"I used to buy coffee from him," begins L.J., explaining how he met Dr. J. (James' title of doctor allegedly stems from his acquisition of a degree in "sexology.") "We started talking about music one day, and I found out he plays drums. He came over, and next thing you know...." At this, L.J. pauses to indicate the unspoken words: It's history.
"And the other guy is Josh," L.J. resumes. "I've known him since '94, I think, or '95. I actually remember sitting on a porch in Lawrence when I was just starting to learn the guitar. Josh was showing me some chords and different stuff like that, and he's a hell of a bass player. We've been friends ever since then, so he was a natural choice, an obvious one."
Come January 2002, this lineup will march into a studio dubbed Crabby Road, which belongs to former member Billy. (L.J. says he's still on good terms with both former members, attributing their departure from the Hefners to those oft-cited "creative differences.") The record that will in theory emerge from these sessions follows two full-lengths on Germany's Middle Class Pig Records (the more recent being 2000's Repop!) and other assorted odds and ends, such as the seven-inch Hefner Style. All of the group's releases come packed with short, sleazy songs that feature trashy guitar riffs and trashier organ accents, and these tunes become even naughtier live, fueled by a healthy diet of cocktails and cigarettes.
By the time work on the new tracks begins in earnest, about two years will have passed since Repop!'s recording, with the band's European tour fitting into the interval. During that time, not only has L.J. improved his vocal chops, but the group has sharpened its instrumental prowess as well. So are the Hefners, like, good now?
"Oh, I don't know about good," L.J. says cautiously. "But we've gotten a lot better, that's for sure. I've figured out a lot about songwriting. We used to never have bridges or intros or anything like that. It's not all baroque now, but it's just a little bit more complex. I think all the energy is still there, which I think was our charm for a long time, but now I feel like we can back that up."

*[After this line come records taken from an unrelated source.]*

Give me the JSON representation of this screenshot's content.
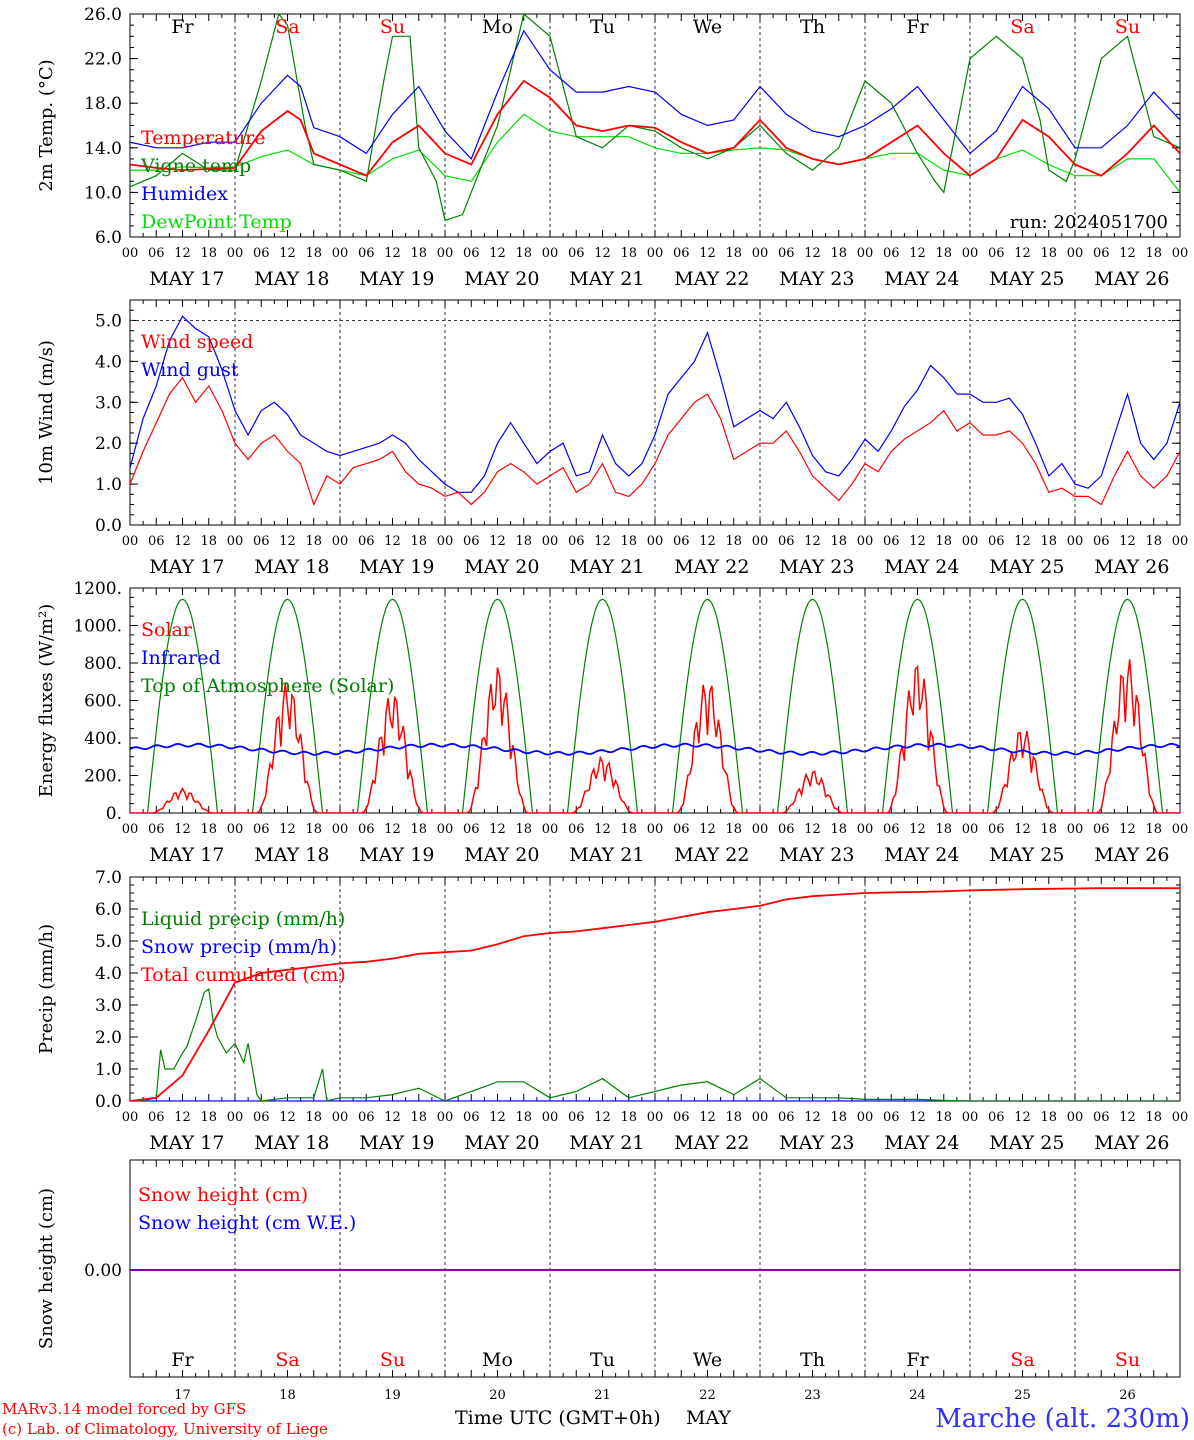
{
  "run_label": "run: 2024051700",
  "days": [
    "Fr",
    "Sa",
    "Su",
    "Mo",
    "Tu",
    "We",
    "Th",
    "Fr",
    "Sa",
    "Su"
  ],
  "weekend_flags": [
    false,
    true,
    true,
    false,
    false,
    false,
    false,
    false,
    true,
    true
  ],
  "dates": [
    "MAY 17",
    "MAY 18",
    "MAY 19",
    "MAY 20",
    "MAY 21",
    "MAY 22",
    "MAY 23",
    "MAY 24",
    "MAY 25",
    "MAY 26"
  ],
  "day_numbers": [
    "17",
    "18",
    "19",
    "20",
    "21",
    "22",
    "23",
    "24",
    "25",
    "26"
  ],
  "hour_ticks": [
    "00",
    "06",
    "12",
    "18"
  ],
  "footer": {
    "credit_line1": "MARv3.14 model forced by GFS",
    "credit_line2": "(c) Lab. of Climatology, University of Liege",
    "xlabel": "Time UTC (GMT+0h)",
    "month": "MAY",
    "station": "Marche (alt. 230m)"
  },
  "colors": {
    "red": "#ff0000",
    "blue": "#0000ff",
    "green": "#008000",
    "lightgreen": "#00e000",
    "purple": "#8000a0"
  },
  "chart_data": [
    {
      "type": "line",
      "ylabel": "2m Temp. (°C)",
      "ylim": [
        6,
        26
      ],
      "yticks": [
        "6.0",
        "10.0",
        "14.0",
        "18.0",
        "22.0",
        "26.0"
      ],
      "x_unit": "hours since 2024-05-17 00 UTC",
      "series": [
        {
          "name": "Temperature",
          "color": "#ff0000",
          "x": [
            0,
            6,
            12,
            18,
            24,
            30,
            36,
            39,
            42,
            48,
            54,
            60,
            66,
            72,
            78,
            84,
            90,
            96,
            102,
            108,
            114,
            120,
            126,
            132,
            138,
            144,
            150,
            156,
            162,
            168,
            174,
            180,
            186,
            192,
            198,
            204,
            210,
            216,
            222,
            228,
            234,
            240
          ],
          "y": [
            12.5,
            12.2,
            12.0,
            12.1,
            12.2,
            15.5,
            17.3,
            16.5,
            13.5,
            12.5,
            11.5,
            14.5,
            16.0,
            13.5,
            12.5,
            17.0,
            20.0,
            18.5,
            16.0,
            15.5,
            16.0,
            15.8,
            14.5,
            13.5,
            14.0,
            16.5,
            14.0,
            13.0,
            12.5,
            13.0,
            14.5,
            16.0,
            13.5,
            11.5,
            13.0,
            16.5,
            15.0,
            12.5,
            11.5,
            13.5,
            16.0,
            13.5
          ]
        },
        {
          "name": "Vigne temp",
          "color": "#008000",
          "x": [
            0,
            6,
            12,
            18,
            24,
            30,
            34,
            36,
            40,
            42,
            48,
            54,
            58,
            60,
            64,
            66,
            70,
            72,
            76,
            84,
            90,
            96,
            102,
            108,
            114,
            120,
            126,
            132,
            138,
            144,
            150,
            156,
            162,
            168,
            174,
            180,
            184,
            186,
            190,
            192,
            198,
            204,
            208,
            210,
            214,
            216,
            222,
            228,
            234,
            240
          ],
          "y": [
            10.5,
            11.5,
            13.5,
            12.0,
            12.0,
            20.0,
            26.0,
            25.0,
            16.0,
            12.5,
            12.0,
            11.0,
            20.0,
            24.0,
            24.0,
            14.0,
            11.0,
            7.5,
            8.0,
            16.0,
            26.0,
            24.0,
            15.0,
            14.0,
            16.0,
            15.5,
            14.0,
            13.0,
            14.0,
            16.0,
            13.5,
            12.0,
            14.0,
            20.0,
            18.0,
            13.5,
            11.0,
            10.0,
            18.0,
            22.0,
            24.0,
            22.0,
            16.5,
            12.0,
            11.0,
            13.0,
            22.0,
            24.0,
            15.0,
            14.0
          ]
        },
        {
          "name": "Humidex",
          "color": "#0000ff",
          "x": [
            0,
            6,
            12,
            18,
            24,
            30,
            36,
            39,
            42,
            48,
            54,
            60,
            66,
            72,
            78,
            84,
            90,
            96,
            102,
            108,
            114,
            120,
            126,
            132,
            138,
            144,
            150,
            156,
            162,
            168,
            174,
            180,
            186,
            192,
            198,
            204,
            210,
            216,
            222,
            228,
            234,
            240
          ],
          "y": [
            14.5,
            14.0,
            14.0,
            14.5,
            14.5,
            18.0,
            20.5,
            19.5,
            15.8,
            15.0,
            13.5,
            17.0,
            19.5,
            15.5,
            13.0,
            19.0,
            24.5,
            21.0,
            19.0,
            19.0,
            19.5,
            19.0,
            17.0,
            16.0,
            16.5,
            19.5,
            17.0,
            15.5,
            15.0,
            16.0,
            17.5,
            19.5,
            16.5,
            13.5,
            15.5,
            19.5,
            17.5,
            14.0,
            14.0,
            16.0,
            19.0,
            16.5
          ]
        },
        {
          "name": "DewPoint Temp",
          "color": "#00e000",
          "x": [
            0,
            6,
            12,
            18,
            24,
            30,
            36,
            42,
            48,
            54,
            60,
            66,
            72,
            78,
            84,
            90,
            96,
            102,
            108,
            114,
            120,
            126,
            132,
            138,
            144,
            150,
            156,
            162,
            168,
            174,
            180,
            186,
            192,
            198,
            204,
            210,
            216,
            222,
            228,
            234,
            240
          ],
          "y": [
            12.0,
            12.0,
            12.3,
            12.2,
            12.3,
            13.2,
            13.8,
            12.5,
            12.0,
            11.5,
            13.0,
            13.8,
            11.5,
            11.0,
            14.5,
            17.0,
            15.5,
            15.0,
            15.0,
            15.0,
            14.0,
            13.5,
            13.5,
            13.8,
            14.0,
            13.8,
            13.0,
            12.5,
            13.0,
            13.5,
            13.5,
            12.0,
            11.5,
            13.0,
            13.8,
            12.5,
            11.5,
            11.5,
            13.0,
            13.0,
            10.0
          ]
        }
      ]
    },
    {
      "type": "line",
      "ylabel": "10m Wind (m/s)",
      "ylim": [
        0,
        5.5
      ],
      "yticks": [
        "0.0",
        "1.0",
        "2.0",
        "3.0",
        "4.0",
        "5.0"
      ],
      "series": [
        {
          "name": "Wind speed",
          "color": "#ff0000",
          "x": [
            0,
            3,
            6,
            9,
            12,
            15,
            18,
            21,
            24,
            27,
            30,
            33,
            36,
            39,
            42,
            45,
            48,
            51,
            54,
            57,
            60,
            63,
            66,
            69,
            72,
            75,
            78,
            81,
            84,
            87,
            90,
            93,
            96,
            99,
            102,
            105,
            108,
            111,
            114,
            117,
            120,
            123,
            126,
            129,
            132,
            135,
            138,
            141,
            144,
            147,
            150,
            153,
            156,
            159,
            162,
            165,
            168,
            171,
            174,
            177,
            180,
            183,
            186,
            189,
            192,
            195,
            198,
            201,
            204,
            207,
            210,
            213,
            216,
            219,
            222,
            225,
            228,
            231,
            234,
            237,
            240
          ],
          "y": [
            1.0,
            1.8,
            2.5,
            3.2,
            3.6,
            3.0,
            3.4,
            2.8,
            2.0,
            1.6,
            2.0,
            2.2,
            1.8,
            1.5,
            0.5,
            1.2,
            1.0,
            1.4,
            1.5,
            1.6,
            1.8,
            1.3,
            1.0,
            0.9,
            0.7,
            0.8,
            0.5,
            0.8,
            1.3,
            1.5,
            1.3,
            1.0,
            1.2,
            1.4,
            0.8,
            1.0,
            1.5,
            0.8,
            0.7,
            1.0,
            1.5,
            2.2,
            2.6,
            3.0,
            3.2,
            2.6,
            1.6,
            1.8,
            2.0,
            2.0,
            2.3,
            1.8,
            1.2,
            0.9,
            0.6,
            1.0,
            1.5,
            1.3,
            1.8,
            2.1,
            2.3,
            2.5,
            2.8,
            2.3,
            2.5,
            2.2,
            2.2,
            2.3,
            2.0,
            1.5,
            0.8,
            0.9,
            0.7,
            0.7,
            0.5,
            1.2,
            1.8,
            1.2,
            0.9,
            1.2,
            1.8
          ]
        },
        {
          "name": "Wind gust",
          "color": "#0000ff",
          "x": [
            0,
            3,
            6,
            9,
            12,
            15,
            18,
            21,
            24,
            27,
            30,
            33,
            36,
            39,
            42,
            45,
            48,
            51,
            54,
            57,
            60,
            63,
            66,
            69,
            72,
            75,
            78,
            81,
            84,
            87,
            90,
            93,
            96,
            99,
            102,
            105,
            108,
            111,
            114,
            117,
            120,
            123,
            126,
            129,
            132,
            135,
            138,
            141,
            144,
            147,
            150,
            153,
            156,
            159,
            162,
            165,
            168,
            171,
            174,
            177,
            180,
            183,
            186,
            189,
            192,
            195,
            198,
            201,
            204,
            207,
            210,
            213,
            216,
            219,
            222,
            225,
            228,
            231,
            234,
            237,
            240
          ],
          "y": [
            1.4,
            2.6,
            3.4,
            4.5,
            5.1,
            4.8,
            4.6,
            3.8,
            2.8,
            2.2,
            2.8,
            3.0,
            2.7,
            2.2,
            2.0,
            1.8,
            1.7,
            1.8,
            1.9,
            2.0,
            2.2,
            2.0,
            1.6,
            1.3,
            1.0,
            0.8,
            0.8,
            1.2,
            2.0,
            2.5,
            2.0,
            1.5,
            1.8,
            2.0,
            1.2,
            1.3,
            2.2,
            1.5,
            1.2,
            1.5,
            2.2,
            3.2,
            3.6,
            4.0,
            4.7,
            3.6,
            2.4,
            2.6,
            2.8,
            2.6,
            3.0,
            2.4,
            1.7,
            1.3,
            1.2,
            1.6,
            2.1,
            1.8,
            2.3,
            2.9,
            3.3,
            3.9,
            3.6,
            3.2,
            3.2,
            3.0,
            3.0,
            3.1,
            2.7,
            2.0,
            1.2,
            1.5,
            1.0,
            0.9,
            1.2,
            2.2,
            3.2,
            2.0,
            1.6,
            2.0,
            3.0
          ]
        }
      ]
    },
    {
      "type": "line",
      "ylabel": "Energy fluxes (W/m²)",
      "ylim": [
        0,
        1200
      ],
      "yticks": [
        "0.",
        "200.",
        "400.",
        "600.",
        "800.",
        "1000.",
        "1200."
      ],
      "series": [
        {
          "name": "Solar",
          "color": "#ff0000",
          "daily_peaks": [
            130,
            700,
            650,
            790,
            300,
            720,
            230,
            810,
            460,
            830
          ]
        },
        {
          "name": "Infrared",
          "color": "#0000ff",
          "value_range": [
            300,
            380
          ]
        },
        {
          "name": "Top of Atmosphere (Solar)",
          "color": "#008000",
          "daily_peak": 1140
        }
      ]
    },
    {
      "type": "line",
      "ylabel": "Precip (mm/h)",
      "ylim": [
        0,
        7
      ],
      "yticks": [
        "0.0",
        "1.0",
        "2.0",
        "3.0",
        "4.0",
        "5.0",
        "6.0",
        "7.0"
      ],
      "series": [
        {
          "name": "Liquid precip (mm/h)",
          "color": "#008000",
          "x": [
            0,
            3,
            6,
            7,
            8,
            10,
            12,
            13,
            15,
            17,
            18,
            19,
            20,
            22,
            24,
            26,
            27,
            29,
            30,
            36,
            42,
            44,
            45,
            48,
            54,
            60,
            66,
            72,
            78,
            84,
            90,
            96,
            102,
            108,
            114,
            120,
            126,
            132,
            138,
            144,
            150,
            156,
            162,
            168,
            174,
            180,
            186,
            192,
            198,
            204,
            210,
            216,
            222,
            228,
            234,
            240
          ],
          "y": [
            0,
            0,
            0.1,
            1.6,
            1.0,
            1.0,
            1.5,
            1.7,
            2.5,
            3.4,
            3.5,
            2.5,
            2.0,
            1.5,
            1.8,
            1.2,
            1.8,
            0.2,
            0,
            0.1,
            0.1,
            1.0,
            0,
            0.1,
            0.1,
            0.2,
            0.4,
            0,
            0.3,
            0.6,
            0.6,
            0.1,
            0.3,
            0.7,
            0.1,
            0.3,
            0.5,
            0.6,
            0.2,
            0.7,
            0.1,
            0.1,
            0.1,
            0.05,
            0.05,
            0.05,
            0.02,
            0,
            0,
            0,
            0,
            0,
            0,
            0,
            0,
            0
          ]
        },
        {
          "name": "Snow precip (mm/h)",
          "color": "#0000ff",
          "x": [
            0,
            240
          ],
          "y": [
            0,
            0
          ]
        },
        {
          "name": "Total cumulated (cm)",
          "color": "#ff0000",
          "x": [
            0,
            6,
            12,
            18,
            24,
            30,
            36,
            42,
            48,
            54,
            60,
            66,
            72,
            78,
            84,
            90,
            96,
            102,
            108,
            114,
            120,
            126,
            132,
            138,
            144,
            150,
            156,
            162,
            168,
            174,
            180,
            186,
            192,
            198,
            204,
            210,
            216,
            222,
            228,
            234,
            240
          ],
          "y": [
            0,
            0.1,
            0.8,
            2.2,
            3.7,
            4.0,
            4.1,
            4.2,
            4.3,
            4.35,
            4.45,
            4.6,
            4.65,
            4.7,
            4.9,
            5.15,
            5.25,
            5.3,
            5.4,
            5.5,
            5.6,
            5.75,
            5.9,
            6.0,
            6.1,
            6.3,
            6.4,
            6.45,
            6.5,
            6.52,
            6.53,
            6.55,
            6.58,
            6.6,
            6.62,
            6.63,
            6.64,
            6.65,
            6.65,
            6.65,
            6.65
          ]
        }
      ]
    },
    {
      "type": "line",
      "ylabel": "Snow height (cm)",
      "yticks": [
        "0.00"
      ],
      "series": [
        {
          "name": "Snow height (cm)",
          "color": "#ff0000",
          "x": [
            0,
            240
          ],
          "y": [
            0,
            0
          ]
        },
        {
          "name": "Snow height (cm W.E.)",
          "color": "#0000ff",
          "x": [
            0,
            240
          ],
          "y": [
            0,
            0
          ]
        }
      ]
    }
  ]
}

And the Hefners will do just that at its big comeback show, its first as a band with James and Josh and the first in its hometown in more than a year. "We decided we hadn't played Lawrence since August 2000, and since we're rehearsing stuff all the time and learning stuff really quick, why not just show what we've got the first night?" L.J. says of the homecoming gig, which will offer two sets and no opening act. "We're only doing three or four songs that have been heard in this country," he continues. "We are playing some of the old favorites that people ask for -- pretty much the ones that get played on the radio -- but they've been completely rearranged. They're not so much 'one-two-three-four,' you know, Ramones-like, that wall of noise the whole time. They're a little more dynamic."
But that doesn't mean that the Hefners have abandoned their dedicated mission to rock you and your ilk. "I would say we're even harder now," L.J. asserts. In fact, he's got a gauntlet to throw down for any interested parties. "In the friendliest competitive way, the Hefners are open for any kind of rock-off challenge to see who can rock the hardest." For details and to start setting up the musical combat, L.J. offers his e-mail address, firstname.lastname@example.org. Any surfacing thoughts of the ill-fated Tournament of Rock that left many a band burned should be quashed. "Our rock-off would be for free," L.J. promises.
Also on the Hefners' drawing board is a New Year's pah-tay, with to-be-determined special guests and a Lawrence location that will be announced at Saturday night's concert. This event should cause quite a stir, because really, who wants to miss a party thrown by a Hefner? And let's face it, you're never going to get invited to one of Hugh's.